Mlops Lifecycle Toolkit written by Dayne Sorvisto and has been published by Apress this book supported file pdf, txt, epub, kindle and other format this book has been release on 2023-09-04 with Computers categories.


This book is aimed at practitioners of data science, with consideration for bespoke problems, standards, and tech stacks between industries. It will guide you through the fundamentals of technical decision making, including planning, building, optimizing, packaging, and deploying end-to-end, reliable, and robust stochastic workflows using the language of data science. MLOps Lifecycle Toolkit walks you through the principles of software engineering, assuming no prior experience. It addresses the perennial “why” of MLOps early, along with insight into the unique challenges of engineering stochastic systems. Next, you’ll discover resources to learn software craftsmanship, data-driven testing frameworks, and computer science. Additionally, you will see how to transition from Jupyter notebooks to code editors, and leverage infrastructure and cloud services to take control of the entire machine learning lifecycle. You’ll gain insight into the technical and architectural decisions you’re likely to encounter, as well as best practices for deploying accurate, extensible, scalable, and reliable models.

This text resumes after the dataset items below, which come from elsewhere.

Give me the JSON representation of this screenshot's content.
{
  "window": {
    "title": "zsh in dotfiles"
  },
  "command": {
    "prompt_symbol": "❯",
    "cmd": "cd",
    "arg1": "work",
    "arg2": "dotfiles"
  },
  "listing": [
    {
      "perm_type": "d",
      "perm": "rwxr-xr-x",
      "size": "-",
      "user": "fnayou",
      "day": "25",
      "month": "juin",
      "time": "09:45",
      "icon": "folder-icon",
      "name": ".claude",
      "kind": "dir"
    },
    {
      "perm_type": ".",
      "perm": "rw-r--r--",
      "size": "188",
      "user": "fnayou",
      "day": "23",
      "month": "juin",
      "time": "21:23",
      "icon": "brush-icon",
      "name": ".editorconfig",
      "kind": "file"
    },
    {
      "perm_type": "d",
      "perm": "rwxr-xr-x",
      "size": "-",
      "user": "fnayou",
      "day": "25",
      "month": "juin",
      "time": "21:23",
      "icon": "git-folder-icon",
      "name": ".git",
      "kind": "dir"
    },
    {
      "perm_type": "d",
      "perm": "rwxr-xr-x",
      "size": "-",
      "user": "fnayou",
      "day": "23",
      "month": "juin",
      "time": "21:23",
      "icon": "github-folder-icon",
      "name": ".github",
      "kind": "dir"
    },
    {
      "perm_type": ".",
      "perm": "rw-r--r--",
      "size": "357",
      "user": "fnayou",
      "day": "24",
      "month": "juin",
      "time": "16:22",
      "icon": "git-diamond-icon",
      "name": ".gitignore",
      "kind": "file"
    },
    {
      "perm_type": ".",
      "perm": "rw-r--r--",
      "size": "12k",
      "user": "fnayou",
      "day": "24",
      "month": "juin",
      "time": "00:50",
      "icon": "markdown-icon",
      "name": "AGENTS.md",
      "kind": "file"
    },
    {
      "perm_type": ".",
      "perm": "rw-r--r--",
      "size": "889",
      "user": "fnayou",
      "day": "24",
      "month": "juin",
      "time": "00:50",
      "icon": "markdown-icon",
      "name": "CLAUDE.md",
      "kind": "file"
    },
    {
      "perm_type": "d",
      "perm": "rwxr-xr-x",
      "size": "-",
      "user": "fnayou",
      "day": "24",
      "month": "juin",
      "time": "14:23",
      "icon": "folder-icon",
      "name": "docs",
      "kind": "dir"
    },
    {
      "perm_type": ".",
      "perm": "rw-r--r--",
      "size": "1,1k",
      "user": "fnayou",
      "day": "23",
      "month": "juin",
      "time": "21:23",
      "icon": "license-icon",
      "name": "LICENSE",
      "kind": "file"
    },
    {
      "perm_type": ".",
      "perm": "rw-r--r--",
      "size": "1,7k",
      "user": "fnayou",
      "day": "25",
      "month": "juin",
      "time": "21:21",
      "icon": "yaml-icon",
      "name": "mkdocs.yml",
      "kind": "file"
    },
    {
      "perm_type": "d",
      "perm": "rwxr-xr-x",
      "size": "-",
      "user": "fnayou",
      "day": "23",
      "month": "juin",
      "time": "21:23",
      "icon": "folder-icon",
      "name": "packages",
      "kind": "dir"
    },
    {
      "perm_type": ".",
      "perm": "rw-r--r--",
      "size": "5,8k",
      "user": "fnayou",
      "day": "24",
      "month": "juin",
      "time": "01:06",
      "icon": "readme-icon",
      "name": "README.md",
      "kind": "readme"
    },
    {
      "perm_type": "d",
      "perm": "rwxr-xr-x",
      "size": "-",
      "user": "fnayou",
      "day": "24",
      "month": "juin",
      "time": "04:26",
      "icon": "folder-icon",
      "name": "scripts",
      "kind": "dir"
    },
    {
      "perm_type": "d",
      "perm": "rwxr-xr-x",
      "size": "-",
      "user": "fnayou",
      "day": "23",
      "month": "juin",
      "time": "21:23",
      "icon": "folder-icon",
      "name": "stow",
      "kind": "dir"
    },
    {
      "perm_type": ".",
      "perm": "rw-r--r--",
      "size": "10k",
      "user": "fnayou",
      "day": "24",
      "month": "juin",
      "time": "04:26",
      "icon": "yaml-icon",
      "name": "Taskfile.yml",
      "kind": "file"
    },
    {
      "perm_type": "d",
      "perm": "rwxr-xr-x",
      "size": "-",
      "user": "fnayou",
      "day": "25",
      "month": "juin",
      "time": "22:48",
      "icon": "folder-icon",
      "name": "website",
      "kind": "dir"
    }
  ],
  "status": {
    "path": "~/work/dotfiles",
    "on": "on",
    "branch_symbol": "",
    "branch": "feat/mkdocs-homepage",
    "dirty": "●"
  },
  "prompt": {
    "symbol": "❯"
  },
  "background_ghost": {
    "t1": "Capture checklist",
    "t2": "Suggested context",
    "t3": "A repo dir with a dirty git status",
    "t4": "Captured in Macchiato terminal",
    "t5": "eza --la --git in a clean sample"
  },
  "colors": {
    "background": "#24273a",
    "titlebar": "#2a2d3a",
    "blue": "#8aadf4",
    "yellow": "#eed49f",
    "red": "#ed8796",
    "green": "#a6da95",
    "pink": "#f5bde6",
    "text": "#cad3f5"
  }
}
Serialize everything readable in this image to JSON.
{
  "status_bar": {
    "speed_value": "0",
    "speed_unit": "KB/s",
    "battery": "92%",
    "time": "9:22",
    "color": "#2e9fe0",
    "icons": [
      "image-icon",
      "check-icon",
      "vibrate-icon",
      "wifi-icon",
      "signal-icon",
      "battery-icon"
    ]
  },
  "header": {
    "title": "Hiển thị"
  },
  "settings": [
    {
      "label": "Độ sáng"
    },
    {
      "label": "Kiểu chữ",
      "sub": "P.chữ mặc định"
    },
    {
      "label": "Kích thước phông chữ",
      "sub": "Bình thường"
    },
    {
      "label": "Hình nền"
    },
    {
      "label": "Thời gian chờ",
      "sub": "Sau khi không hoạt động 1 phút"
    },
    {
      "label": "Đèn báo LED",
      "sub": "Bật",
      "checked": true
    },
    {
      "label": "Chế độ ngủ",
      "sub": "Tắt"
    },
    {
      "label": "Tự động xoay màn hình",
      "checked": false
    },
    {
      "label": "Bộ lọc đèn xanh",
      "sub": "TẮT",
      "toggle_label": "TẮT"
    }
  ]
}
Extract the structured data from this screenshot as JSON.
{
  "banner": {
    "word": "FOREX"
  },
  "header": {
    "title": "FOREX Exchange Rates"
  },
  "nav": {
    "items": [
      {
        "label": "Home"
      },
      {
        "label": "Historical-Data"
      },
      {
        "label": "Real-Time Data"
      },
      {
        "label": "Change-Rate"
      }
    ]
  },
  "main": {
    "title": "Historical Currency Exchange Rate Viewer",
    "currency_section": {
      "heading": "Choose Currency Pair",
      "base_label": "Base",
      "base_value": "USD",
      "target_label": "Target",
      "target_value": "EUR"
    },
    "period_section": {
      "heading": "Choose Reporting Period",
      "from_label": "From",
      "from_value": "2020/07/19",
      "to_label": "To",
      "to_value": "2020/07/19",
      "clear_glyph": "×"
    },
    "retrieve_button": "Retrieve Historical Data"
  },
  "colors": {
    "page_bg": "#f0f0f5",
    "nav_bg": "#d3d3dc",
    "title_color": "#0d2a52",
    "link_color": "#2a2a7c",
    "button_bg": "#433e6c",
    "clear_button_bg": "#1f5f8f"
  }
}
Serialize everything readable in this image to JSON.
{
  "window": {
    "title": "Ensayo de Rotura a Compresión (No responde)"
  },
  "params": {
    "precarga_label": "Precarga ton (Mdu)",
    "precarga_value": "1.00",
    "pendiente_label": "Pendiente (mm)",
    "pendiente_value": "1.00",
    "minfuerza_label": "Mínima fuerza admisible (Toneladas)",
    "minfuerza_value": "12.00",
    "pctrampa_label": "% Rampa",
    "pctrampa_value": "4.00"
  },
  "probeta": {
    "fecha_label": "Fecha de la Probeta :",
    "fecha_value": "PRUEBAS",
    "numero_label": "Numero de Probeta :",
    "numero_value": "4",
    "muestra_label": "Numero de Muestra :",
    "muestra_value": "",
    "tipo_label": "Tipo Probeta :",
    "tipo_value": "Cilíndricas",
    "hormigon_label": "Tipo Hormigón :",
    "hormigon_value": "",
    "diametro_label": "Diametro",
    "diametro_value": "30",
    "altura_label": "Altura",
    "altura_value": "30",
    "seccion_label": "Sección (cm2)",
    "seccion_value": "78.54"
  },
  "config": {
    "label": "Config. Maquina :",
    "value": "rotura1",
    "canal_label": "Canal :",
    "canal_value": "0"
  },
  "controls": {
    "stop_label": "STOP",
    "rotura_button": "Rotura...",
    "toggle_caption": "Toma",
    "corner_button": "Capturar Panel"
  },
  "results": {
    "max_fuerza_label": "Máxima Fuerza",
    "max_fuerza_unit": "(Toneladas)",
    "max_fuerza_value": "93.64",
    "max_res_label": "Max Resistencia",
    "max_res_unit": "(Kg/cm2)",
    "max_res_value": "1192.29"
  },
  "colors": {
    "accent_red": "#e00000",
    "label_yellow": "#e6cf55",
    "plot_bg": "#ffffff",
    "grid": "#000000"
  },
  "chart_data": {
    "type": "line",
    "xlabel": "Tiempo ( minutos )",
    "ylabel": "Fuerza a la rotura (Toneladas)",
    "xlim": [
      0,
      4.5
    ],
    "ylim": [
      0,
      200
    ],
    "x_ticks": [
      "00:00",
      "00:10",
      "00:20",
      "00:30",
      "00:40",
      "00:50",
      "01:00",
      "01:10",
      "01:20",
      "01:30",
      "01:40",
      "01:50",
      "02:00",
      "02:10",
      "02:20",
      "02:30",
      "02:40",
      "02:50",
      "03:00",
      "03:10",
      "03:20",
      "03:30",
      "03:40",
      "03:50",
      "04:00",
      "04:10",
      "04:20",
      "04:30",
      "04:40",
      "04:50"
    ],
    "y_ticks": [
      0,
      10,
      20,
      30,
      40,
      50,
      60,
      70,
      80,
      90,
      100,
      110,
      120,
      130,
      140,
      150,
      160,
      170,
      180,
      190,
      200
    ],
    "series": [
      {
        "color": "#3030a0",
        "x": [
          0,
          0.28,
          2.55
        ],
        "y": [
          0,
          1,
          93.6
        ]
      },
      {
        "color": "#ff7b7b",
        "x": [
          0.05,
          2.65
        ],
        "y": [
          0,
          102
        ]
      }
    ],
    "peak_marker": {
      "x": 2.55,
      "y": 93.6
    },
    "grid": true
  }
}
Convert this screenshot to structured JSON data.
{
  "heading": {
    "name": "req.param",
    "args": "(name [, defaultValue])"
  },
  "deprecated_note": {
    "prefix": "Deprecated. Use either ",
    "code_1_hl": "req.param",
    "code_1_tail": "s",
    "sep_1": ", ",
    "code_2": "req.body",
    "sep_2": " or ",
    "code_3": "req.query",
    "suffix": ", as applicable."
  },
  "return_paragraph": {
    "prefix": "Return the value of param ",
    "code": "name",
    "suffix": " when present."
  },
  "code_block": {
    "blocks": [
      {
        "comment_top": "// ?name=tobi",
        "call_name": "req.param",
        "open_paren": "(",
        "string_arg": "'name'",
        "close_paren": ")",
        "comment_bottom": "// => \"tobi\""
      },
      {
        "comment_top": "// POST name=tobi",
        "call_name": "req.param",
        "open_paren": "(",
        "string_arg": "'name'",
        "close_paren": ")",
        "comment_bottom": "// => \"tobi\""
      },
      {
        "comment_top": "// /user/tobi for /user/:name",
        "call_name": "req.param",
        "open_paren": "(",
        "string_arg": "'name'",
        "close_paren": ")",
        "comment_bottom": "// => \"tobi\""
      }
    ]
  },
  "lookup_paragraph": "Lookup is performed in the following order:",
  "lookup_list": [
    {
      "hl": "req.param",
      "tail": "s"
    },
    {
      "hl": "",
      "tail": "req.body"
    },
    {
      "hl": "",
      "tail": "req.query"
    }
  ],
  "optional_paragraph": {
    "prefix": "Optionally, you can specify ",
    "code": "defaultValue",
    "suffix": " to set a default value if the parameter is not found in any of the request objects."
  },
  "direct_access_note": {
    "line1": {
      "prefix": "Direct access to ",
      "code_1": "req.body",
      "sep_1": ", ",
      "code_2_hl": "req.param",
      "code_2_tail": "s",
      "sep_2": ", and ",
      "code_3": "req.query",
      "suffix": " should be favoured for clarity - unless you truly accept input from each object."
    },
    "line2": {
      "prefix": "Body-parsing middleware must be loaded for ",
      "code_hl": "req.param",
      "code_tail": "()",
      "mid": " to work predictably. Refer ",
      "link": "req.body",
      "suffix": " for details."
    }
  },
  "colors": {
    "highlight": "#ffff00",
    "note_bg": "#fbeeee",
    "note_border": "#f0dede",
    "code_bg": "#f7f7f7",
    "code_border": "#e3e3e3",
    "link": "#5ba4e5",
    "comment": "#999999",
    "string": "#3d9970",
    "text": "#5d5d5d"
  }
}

Through hands-on labs, you will build your own MLOps “toolkit” that you can use to accelerate your own projects. In later chapters, author Dayne Sorvisto takes a thoughtful, bottom-up approach to machine learning engineering by considering the hard problems unique to industries such as high finance, energy, healthcare, and tech as case studies, along with the ethical and technical constraints that shape decision making. After reading this book, whether you are a data scientist, product manager, or industry decision maker, you will be equipped to deploy models to production, understand the nuances of MLOps in the domain language of your industry, and have the resources for continuous delivery and learning. What You Will Learn Understand the principles of software engineering and MLOps Design an end-to-end machine learning system Balance technical decisions and architectural trade-offs Gain insight into the fundamental problems unique to each industry and how to solve them Who This Book Is For Data scientists, machine learning engineers, and software professionals.